19 junho 2020

Partida antecipada




Quando nascemos a única certeza que temos é que não sabemos a hora ou o dia em que Ele nos irá chamar e ainda bem. No entanto e infelizmente, no mundo ocidental em que vivemos, ainda não fomos ensinados para essa certeza. Ainda é muito doloroso vivermos a partida de alguém que se ama, seja nova ou menos nova, mas se for nova ou forem os nossos filhos…

Filhos que se despedem da partida dos seus pais, ficam órfãos, mas e ao contrário? Ao contrário não há nome criado porque não é natural apesar de acontecer. Não é natural os pais enterrarem os filhos…
Nem sequer imagino a dor de um casal que depois de ver nascer o fruto do seu amor, pouco mais de 10 anos, vê-lo partir bruscamente sem nada puder fazer. Ver partir de um segundo para o outro alguém que vendia saúde até aquele momento. Alguém que com tão tenra idade ainda era uma criança inocente, ainda era um anjo de Deus no seio daquela família.


Não compreendemos os desígnios de Deus e numa situação assim, por vezes viramo-nos contra Ele e perguntamos-Lhe:
- Porquê ele e não eu?
E Ele nada nos diz ou aparentemente não O ouvimos.

Olha para os rostos dos familiares mais próximos e apesar de apáticos, sente-se uma dor atroz nos seus corações. Os olhos, espelhos da alma, estão completamente apagados, sem brilho algum, quase que embaciados, apesar das lágrimas já derramadas.

Durante a celebração, fiquei no lugar habitual. Lugar de onde vejo a Capela do Santíssimo Sacramento de um lado e do outro a imagem de Sua e nossa Mãe Maria Santíssima. Hoje e neste mesmo lugar, vejo a brancura do caixão e um pouco da cabeça daquele Anjo de Deus. Qual mãe que teve no seu ventre durante 9 meses e mais de 10 anos a cuidar dele, vejo-a de vez em quando a afagar os seus cabelos docemente e ternamente e outras vezes um carinho na face, qual Maria a fazer o mesmo ao Seu menino Jesus. O pai, qual José, apenas olhava e de quando em vez abraçava-a para a aconchegar do frio interior. A igreja, para a altura que estamos a atravessar, estava cheia de pessoas sentidas por esta partida antecipada. Quais pastores, olhavam para esta família, não pelo nascimento do menino Jesus, mas sim pela partida de um anjo d`Ele. Ao contrário de algumas cerimónias idênticas, esta primou por algum silêncio, talvez introspectivo, porque muitos de nós sendo pais naquele momento estaríamos a pensar “- E se fosse o meu?”
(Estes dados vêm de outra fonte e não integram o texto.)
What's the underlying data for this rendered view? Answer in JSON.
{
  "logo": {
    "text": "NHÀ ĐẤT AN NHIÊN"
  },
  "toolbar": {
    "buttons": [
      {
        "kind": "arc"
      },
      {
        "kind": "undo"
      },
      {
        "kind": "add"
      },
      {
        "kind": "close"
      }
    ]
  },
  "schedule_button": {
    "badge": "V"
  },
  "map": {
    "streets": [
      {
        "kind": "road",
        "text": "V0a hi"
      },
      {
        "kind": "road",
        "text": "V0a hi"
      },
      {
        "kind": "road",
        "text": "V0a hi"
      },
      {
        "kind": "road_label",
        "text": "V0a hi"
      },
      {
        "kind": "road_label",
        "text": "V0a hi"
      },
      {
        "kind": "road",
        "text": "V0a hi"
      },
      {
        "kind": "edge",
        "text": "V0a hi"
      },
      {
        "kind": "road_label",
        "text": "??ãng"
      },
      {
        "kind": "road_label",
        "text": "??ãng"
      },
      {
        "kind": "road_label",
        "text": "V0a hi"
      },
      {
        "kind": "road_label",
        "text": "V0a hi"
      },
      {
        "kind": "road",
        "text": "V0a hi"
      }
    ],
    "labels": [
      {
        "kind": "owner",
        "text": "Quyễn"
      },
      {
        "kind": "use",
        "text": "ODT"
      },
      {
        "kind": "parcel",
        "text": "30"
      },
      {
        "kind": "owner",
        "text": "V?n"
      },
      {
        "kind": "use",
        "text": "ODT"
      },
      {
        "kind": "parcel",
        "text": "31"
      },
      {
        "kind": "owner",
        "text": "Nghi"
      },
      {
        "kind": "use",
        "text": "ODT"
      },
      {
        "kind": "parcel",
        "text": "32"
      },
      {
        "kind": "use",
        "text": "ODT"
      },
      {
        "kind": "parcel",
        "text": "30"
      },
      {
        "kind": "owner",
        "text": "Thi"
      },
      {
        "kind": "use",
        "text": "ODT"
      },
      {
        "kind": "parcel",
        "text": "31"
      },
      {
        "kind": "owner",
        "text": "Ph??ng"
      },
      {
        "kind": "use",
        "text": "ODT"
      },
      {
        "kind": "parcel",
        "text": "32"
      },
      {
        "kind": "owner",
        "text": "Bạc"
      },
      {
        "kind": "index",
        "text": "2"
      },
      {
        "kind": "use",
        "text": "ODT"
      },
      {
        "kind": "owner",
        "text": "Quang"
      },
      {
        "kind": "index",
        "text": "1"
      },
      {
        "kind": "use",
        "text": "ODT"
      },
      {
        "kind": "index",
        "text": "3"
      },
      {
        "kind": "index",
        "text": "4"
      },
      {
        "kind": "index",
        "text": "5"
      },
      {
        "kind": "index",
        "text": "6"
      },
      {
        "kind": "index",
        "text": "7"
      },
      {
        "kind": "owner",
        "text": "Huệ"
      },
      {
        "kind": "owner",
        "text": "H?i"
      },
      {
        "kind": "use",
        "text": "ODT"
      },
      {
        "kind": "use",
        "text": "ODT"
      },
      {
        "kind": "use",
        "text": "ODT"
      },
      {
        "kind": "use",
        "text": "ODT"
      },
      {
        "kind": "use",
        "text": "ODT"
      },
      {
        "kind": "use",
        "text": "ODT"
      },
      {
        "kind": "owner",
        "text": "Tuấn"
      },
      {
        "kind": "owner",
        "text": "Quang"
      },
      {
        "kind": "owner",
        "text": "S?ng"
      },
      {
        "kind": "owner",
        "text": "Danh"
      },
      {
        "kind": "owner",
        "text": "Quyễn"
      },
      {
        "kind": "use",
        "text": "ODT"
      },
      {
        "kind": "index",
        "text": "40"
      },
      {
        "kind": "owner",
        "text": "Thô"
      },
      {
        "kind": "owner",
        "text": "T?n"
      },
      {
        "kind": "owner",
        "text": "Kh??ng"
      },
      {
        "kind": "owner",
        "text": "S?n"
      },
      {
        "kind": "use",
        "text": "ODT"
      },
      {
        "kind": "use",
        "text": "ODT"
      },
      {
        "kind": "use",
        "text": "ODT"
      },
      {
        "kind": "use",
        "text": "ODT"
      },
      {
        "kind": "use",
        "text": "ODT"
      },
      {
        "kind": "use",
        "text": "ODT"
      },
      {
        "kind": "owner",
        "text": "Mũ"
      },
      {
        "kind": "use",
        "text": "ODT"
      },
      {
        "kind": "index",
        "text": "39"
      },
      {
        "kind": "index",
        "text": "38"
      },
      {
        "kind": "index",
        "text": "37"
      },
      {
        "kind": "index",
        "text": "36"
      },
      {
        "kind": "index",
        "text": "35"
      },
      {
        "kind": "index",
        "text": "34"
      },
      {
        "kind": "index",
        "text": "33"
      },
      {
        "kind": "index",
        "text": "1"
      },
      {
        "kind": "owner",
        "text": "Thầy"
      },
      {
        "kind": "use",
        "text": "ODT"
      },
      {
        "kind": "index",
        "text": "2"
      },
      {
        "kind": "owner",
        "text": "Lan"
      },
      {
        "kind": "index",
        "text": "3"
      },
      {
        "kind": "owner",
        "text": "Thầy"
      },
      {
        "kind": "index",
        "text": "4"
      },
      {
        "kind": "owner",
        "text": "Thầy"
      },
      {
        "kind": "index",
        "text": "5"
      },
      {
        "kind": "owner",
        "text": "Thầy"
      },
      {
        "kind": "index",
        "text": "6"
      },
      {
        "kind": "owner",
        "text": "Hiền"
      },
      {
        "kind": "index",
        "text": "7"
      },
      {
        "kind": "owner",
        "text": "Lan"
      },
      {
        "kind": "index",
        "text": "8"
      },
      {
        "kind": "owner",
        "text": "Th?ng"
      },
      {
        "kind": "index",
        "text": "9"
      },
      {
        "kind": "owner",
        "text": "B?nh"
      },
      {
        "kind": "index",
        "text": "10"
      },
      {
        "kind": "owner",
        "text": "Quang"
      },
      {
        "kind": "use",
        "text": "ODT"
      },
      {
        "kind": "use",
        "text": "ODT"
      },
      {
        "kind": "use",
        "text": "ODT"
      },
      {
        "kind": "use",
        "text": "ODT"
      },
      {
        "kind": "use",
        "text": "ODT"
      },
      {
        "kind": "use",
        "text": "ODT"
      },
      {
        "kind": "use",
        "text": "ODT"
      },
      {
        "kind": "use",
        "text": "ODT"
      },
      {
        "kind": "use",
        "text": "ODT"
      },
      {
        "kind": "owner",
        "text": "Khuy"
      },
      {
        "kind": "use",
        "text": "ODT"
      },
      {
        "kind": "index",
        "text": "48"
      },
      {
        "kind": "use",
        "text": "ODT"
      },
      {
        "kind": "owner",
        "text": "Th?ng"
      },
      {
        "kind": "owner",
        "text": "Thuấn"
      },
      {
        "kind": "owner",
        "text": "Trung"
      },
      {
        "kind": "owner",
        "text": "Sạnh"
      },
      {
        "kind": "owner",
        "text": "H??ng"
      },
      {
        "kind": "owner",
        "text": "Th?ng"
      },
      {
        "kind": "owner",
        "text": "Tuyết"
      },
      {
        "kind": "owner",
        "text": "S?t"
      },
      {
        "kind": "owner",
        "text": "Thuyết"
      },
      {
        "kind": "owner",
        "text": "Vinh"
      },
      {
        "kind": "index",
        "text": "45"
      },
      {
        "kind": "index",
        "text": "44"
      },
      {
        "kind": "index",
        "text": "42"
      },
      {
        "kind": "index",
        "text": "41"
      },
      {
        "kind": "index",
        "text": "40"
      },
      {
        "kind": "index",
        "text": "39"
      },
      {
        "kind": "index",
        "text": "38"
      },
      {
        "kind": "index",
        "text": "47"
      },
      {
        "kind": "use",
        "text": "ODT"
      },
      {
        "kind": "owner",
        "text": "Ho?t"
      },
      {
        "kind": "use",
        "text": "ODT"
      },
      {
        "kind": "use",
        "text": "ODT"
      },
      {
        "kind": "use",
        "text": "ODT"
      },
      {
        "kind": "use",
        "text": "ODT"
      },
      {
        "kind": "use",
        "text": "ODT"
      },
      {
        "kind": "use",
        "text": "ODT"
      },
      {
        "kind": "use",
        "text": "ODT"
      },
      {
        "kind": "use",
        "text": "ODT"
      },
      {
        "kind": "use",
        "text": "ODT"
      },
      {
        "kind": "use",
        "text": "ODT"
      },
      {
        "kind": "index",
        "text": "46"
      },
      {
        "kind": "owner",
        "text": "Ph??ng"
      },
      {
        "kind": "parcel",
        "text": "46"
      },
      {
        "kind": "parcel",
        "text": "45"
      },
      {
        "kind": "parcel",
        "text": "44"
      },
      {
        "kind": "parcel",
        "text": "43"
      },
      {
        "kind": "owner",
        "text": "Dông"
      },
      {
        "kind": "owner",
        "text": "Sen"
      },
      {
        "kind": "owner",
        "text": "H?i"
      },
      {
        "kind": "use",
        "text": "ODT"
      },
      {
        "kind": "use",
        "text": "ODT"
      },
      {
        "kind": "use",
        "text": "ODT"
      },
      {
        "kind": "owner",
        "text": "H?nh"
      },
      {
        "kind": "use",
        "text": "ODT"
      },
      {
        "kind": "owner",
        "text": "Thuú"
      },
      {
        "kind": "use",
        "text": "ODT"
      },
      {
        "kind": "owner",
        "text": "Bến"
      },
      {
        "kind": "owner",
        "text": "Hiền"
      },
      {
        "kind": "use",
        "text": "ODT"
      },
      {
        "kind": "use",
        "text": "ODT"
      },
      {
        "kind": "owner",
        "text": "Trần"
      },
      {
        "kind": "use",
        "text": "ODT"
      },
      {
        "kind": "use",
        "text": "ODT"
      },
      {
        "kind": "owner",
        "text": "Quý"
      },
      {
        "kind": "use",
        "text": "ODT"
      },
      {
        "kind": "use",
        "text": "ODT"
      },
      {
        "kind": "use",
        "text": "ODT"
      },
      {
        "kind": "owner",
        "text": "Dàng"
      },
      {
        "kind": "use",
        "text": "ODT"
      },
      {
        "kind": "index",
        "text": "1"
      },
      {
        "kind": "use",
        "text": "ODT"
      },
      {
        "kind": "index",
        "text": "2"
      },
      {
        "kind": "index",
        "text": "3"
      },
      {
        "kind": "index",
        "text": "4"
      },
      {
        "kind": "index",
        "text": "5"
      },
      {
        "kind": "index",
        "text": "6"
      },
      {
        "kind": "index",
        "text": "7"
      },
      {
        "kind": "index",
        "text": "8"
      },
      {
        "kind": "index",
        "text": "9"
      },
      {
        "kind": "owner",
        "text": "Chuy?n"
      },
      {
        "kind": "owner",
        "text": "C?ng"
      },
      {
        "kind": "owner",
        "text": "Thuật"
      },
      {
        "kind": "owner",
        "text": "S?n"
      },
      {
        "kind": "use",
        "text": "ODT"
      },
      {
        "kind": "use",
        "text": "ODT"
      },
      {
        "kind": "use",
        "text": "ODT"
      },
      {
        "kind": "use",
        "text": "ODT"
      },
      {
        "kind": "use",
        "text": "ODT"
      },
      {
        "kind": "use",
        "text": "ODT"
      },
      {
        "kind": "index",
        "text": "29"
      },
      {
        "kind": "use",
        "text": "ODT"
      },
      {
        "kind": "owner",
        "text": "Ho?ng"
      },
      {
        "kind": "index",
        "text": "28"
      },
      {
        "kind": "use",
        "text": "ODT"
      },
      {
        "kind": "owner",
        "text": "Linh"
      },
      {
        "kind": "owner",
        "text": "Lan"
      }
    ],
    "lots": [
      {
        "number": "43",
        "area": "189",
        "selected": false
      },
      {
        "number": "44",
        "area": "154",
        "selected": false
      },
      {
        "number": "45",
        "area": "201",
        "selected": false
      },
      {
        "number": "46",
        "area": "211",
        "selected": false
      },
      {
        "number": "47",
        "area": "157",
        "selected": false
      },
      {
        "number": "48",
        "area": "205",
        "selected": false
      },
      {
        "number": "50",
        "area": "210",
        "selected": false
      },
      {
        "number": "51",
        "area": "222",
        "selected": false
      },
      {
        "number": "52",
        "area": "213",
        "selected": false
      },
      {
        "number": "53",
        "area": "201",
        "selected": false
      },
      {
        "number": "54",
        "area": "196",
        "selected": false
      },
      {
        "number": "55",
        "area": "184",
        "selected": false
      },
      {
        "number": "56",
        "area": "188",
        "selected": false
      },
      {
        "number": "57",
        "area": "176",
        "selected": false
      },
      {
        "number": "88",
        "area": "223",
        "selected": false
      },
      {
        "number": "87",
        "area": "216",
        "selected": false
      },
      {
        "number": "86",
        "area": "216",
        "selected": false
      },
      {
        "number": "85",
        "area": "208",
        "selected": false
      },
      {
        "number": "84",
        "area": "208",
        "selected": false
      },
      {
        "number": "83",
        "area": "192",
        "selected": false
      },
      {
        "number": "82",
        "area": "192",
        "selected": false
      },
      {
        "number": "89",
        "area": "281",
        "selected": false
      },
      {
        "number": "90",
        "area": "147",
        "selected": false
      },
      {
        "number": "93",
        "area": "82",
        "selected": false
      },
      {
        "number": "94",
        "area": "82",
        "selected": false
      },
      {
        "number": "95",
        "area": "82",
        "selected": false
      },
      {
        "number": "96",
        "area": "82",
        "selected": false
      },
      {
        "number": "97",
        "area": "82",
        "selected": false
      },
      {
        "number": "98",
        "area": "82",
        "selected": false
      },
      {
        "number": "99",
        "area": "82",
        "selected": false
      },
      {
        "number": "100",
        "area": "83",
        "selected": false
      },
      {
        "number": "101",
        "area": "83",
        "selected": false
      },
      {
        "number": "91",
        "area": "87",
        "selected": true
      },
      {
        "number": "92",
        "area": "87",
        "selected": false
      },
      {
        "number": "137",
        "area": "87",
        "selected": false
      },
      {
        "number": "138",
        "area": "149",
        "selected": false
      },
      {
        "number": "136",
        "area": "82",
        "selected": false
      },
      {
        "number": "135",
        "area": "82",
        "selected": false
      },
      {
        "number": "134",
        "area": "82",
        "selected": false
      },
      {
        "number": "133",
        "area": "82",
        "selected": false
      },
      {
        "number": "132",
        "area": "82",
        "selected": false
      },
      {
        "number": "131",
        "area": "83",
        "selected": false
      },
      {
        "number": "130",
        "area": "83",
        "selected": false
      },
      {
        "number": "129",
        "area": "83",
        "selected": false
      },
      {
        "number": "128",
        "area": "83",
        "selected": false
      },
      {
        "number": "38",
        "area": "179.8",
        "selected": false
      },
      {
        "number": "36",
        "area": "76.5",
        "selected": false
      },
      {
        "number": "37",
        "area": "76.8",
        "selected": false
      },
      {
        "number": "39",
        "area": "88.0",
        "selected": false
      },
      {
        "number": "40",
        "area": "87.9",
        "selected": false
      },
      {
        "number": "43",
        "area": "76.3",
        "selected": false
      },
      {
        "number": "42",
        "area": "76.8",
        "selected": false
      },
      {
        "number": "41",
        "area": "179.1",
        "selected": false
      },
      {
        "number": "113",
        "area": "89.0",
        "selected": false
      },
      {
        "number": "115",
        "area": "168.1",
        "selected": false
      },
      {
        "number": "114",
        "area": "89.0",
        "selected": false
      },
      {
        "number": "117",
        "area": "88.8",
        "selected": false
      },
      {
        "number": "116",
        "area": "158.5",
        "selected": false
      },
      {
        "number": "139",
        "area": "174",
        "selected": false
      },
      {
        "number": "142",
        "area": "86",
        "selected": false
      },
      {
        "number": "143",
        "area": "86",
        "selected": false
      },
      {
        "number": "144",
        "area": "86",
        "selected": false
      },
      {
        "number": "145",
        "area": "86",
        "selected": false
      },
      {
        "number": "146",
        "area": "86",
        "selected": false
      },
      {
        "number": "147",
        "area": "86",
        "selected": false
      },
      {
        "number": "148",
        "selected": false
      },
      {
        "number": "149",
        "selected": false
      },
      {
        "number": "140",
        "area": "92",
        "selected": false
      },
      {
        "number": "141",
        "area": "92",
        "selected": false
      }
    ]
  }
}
No cemitério o pai chorava timidamente e a mãe, que no momento que me cheguei mais perto dela derramava uma lágrima cheia de brilho e vida (qual estrela de Belém), queria ali ficar para sempre. A avó sabia que o seu neto estava junto a São Francisco e os seus irmãos animais. Já o avô aparentava estar conformado com esta partida e esperançoso com o regresso da neta


Não compreendemos os desígnios de Deus e numa situação assim, por vezes viramo-nos contra Ele e perguntamos-Lhe:
- Porquê ele e não eu?
E Ele nada nos diz ou aparentemente não O ouvimos.

Volto atrás algumas semanas e recordo-me do que me foi dito dois dias antes do fatídico acidente. O anjo de Deus, durante o baptizado da irmã naquele domingo, cumpriu todo o ritual tal e qual o padrinho da menina. Há quem diga que foi o destino a chamar, no entanto, quero acreditar ter sido apenas Deus a mostrar que o Seu anjo iria ser a Luz da sua irmã lá ao pé de Si. Que a sua missão aqui iria terminar brevemente e ao pé de Si era o lugar dele. Quero crer que ao pé do Pai, ele irá interceder pela sua irmã, para que ela recupere sem sequelas e possa iluminar a vida dos seus pais, avós e família mais chegada, já que cá em baixo, essas pessoas estão a passar uma escuridão imensa. Uma escuridão que abafa os corações, enegrece os olhos e tenta fechar os olhos da alma em relação ao Criador.

Sexta-feira, dia 19 de junho de 2020. Dia do Sagrado Coração de Jesus. Coincidências ou Deuscidências mas, a imagem venerada neste dia, já há alguns anos a esta parte que os arranjos florais na Sua capela são executados por esta família agora enlutada.

“Perdeu a vida, mas deu Vida em abundância” é o que me acorre dizer para terminar este desabafo, no qual afinal de contas, nada disse.